So
perhaps it is a sign of my advancing age that I see the new way in which the
Chicago Transit Authority wants people to pay their fares for a bus or elevated
train ride and can’t help but be repulsed by the change.
FOR
IT SEEMS that the CTA is joining the ranks of entities that wants to view cash
as a problem – largely because it requires real live employees to handle
properly.
Having
some sort of card that one scans, or perhaps even just swipes, may soon become
the preferred way of paying one’s fare – to the point that the CTA may start
penalizing people who pay for their individual rides with cash.
The
Chicago Tribune has reported in recent days about the new Ventra system that
the CTA wants to implement this year.
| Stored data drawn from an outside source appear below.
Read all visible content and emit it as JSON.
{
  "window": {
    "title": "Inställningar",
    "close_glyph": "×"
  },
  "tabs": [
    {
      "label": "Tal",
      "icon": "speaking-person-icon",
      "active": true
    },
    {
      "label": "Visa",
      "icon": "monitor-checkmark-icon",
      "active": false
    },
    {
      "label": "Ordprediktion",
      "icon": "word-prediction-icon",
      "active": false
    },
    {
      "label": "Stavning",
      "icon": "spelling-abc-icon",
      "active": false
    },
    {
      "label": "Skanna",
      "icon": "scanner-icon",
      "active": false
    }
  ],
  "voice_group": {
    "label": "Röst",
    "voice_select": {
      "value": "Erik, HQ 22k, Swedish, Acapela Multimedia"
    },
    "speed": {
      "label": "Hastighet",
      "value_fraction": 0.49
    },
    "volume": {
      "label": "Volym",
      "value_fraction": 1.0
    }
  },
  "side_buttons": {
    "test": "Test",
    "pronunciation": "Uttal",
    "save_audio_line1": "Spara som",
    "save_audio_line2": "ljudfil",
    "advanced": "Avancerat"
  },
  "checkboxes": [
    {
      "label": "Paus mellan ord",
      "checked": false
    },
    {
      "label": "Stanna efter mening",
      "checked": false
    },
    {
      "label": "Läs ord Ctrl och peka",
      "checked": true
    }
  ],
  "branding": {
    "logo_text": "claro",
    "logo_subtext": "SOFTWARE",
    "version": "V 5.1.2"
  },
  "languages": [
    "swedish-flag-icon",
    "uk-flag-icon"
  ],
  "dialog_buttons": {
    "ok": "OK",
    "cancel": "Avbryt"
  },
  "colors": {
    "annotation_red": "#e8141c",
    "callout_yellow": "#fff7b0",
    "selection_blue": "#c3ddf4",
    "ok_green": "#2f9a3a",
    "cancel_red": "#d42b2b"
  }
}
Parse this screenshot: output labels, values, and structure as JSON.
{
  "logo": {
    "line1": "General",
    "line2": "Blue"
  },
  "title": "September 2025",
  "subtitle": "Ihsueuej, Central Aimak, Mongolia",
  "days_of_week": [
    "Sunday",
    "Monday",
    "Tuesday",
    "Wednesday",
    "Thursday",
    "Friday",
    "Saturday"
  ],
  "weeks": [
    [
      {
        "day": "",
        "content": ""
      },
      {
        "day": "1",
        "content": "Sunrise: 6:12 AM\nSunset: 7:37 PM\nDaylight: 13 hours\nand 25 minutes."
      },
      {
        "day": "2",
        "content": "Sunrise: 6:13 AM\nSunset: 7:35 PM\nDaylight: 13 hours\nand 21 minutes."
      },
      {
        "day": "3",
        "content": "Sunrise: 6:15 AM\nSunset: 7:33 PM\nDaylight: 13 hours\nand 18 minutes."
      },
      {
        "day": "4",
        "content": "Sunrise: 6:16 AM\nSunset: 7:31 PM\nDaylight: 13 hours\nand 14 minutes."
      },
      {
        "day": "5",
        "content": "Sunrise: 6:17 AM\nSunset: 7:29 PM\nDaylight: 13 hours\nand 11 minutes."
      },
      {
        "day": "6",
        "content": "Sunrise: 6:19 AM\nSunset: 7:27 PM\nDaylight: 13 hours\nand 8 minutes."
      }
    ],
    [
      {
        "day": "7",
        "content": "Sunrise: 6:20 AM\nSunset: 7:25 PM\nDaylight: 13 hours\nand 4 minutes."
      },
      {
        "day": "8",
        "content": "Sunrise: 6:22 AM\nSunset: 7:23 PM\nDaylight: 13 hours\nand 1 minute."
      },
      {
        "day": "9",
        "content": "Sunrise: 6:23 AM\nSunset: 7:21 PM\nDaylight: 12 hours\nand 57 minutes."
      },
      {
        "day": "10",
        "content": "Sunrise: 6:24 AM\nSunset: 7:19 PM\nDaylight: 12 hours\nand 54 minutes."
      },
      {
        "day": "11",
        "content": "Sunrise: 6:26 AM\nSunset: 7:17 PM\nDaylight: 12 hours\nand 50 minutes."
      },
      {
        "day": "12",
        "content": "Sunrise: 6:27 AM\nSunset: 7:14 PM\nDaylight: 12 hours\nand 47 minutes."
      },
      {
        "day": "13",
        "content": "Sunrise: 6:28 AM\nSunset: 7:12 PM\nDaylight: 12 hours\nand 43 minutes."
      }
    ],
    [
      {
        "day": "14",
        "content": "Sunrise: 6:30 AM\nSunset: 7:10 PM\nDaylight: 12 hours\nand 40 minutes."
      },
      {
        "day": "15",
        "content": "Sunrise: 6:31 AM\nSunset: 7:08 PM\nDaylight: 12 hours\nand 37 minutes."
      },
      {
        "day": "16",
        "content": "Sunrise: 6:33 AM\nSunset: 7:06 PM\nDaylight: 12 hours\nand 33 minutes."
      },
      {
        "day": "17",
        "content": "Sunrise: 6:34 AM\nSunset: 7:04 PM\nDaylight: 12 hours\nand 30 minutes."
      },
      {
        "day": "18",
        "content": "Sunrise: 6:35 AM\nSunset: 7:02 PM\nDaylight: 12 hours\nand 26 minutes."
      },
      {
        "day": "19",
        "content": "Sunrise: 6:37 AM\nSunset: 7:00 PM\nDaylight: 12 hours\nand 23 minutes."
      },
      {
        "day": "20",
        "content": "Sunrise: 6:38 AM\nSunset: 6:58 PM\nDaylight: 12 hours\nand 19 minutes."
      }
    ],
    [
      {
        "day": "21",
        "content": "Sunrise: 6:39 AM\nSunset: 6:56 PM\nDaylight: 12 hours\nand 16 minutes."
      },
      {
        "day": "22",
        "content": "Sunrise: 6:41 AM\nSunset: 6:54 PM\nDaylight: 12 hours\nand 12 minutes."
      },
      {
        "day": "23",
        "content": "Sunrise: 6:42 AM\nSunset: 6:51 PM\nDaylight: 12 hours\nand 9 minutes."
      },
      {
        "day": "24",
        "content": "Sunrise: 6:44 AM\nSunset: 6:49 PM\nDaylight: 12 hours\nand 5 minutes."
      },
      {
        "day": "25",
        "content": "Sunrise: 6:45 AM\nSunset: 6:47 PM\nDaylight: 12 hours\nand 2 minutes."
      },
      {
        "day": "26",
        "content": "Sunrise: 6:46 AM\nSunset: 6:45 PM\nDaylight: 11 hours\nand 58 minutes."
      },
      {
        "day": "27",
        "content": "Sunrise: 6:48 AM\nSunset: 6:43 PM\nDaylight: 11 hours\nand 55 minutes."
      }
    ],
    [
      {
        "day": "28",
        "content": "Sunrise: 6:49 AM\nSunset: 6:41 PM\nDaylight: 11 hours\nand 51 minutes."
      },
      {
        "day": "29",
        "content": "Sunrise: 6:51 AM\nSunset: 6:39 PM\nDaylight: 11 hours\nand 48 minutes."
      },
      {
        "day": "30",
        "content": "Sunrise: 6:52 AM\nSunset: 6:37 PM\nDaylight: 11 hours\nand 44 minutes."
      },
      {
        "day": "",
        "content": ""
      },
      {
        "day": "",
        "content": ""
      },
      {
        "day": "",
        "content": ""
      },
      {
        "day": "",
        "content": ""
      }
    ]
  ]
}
It would entail purchasing special cards
that would have credit pre-loaded onto them. Then, you just swipe your card
each time you use the CTA for your transit needs.
You’d
have to update your card periodically for more credit. But I’m sure the CTA
likes the idea of you just giving them large sums of money – without thinking
specifically about how much you’re actually spending.
THE
FINANCIAL INCENTIVE to sway people to use this new system (rather than just
reject it as some hokey, new-fangled gadget)? CTA officials are considering a
plan by which the basic fare for a single bus or el train ride would rise to $3
– up from the $2.25 they currently charge.
Heck,
I can remember when bus rides were 90 cents, with an extra dime for the
transfer. And I know there is the older generation that can remember when CTA
rides were even significantly cheaper than that.
I
realize that costs increase with time. Inflation, after all. So I’m not
necessarily complaining about the rise in price. Although it makes me thankful
that I don’t use mass transit as often these days as I used to. I think I’d be
perpetually broke if I were a daily user.
But
I can sympathize with those activists who are taking up the cause of
lower-income mass transit riders who aren’t going to want to have to shell out
so much money at once and are more likely to pay for rides individually.
THEY’RE
THE ONES who will wind up having to pay more money so that the rest of us will
be able to have a “contactless fare card” with which to pay for those rides we
take on those occasions when we’d rather not be bothered with having to park an
automobile.
Considering
the cost of legal parking in Chicago, they may argue that even a higher-costing
CTA ride is still a financial bargain!
But
it still is cheesy to hit certain people with a higher fare for not using the
new device – whose main purpose like I wrote earlier is to reduce the amount of
human staff necessary to process all that cash that would otherwise need to be
counted out.
I
don’t expect CTA officials to be swayed by any of this.
THE
CTA’S BOARD is scheduled to meet Wednesday, and likely will vote on the matter
at that time. I expect it will be regarded as a vote for technological
progress, and all those activists who bother to show up to complain will be
dismissed as somehow wanting to live in the past.
Yet
there were some things about the past that were preserving – such as the idea
of a bus ride and transfer that one could pay for with just a dollar bill (and
not having to worry about juggling all kinds of extra change).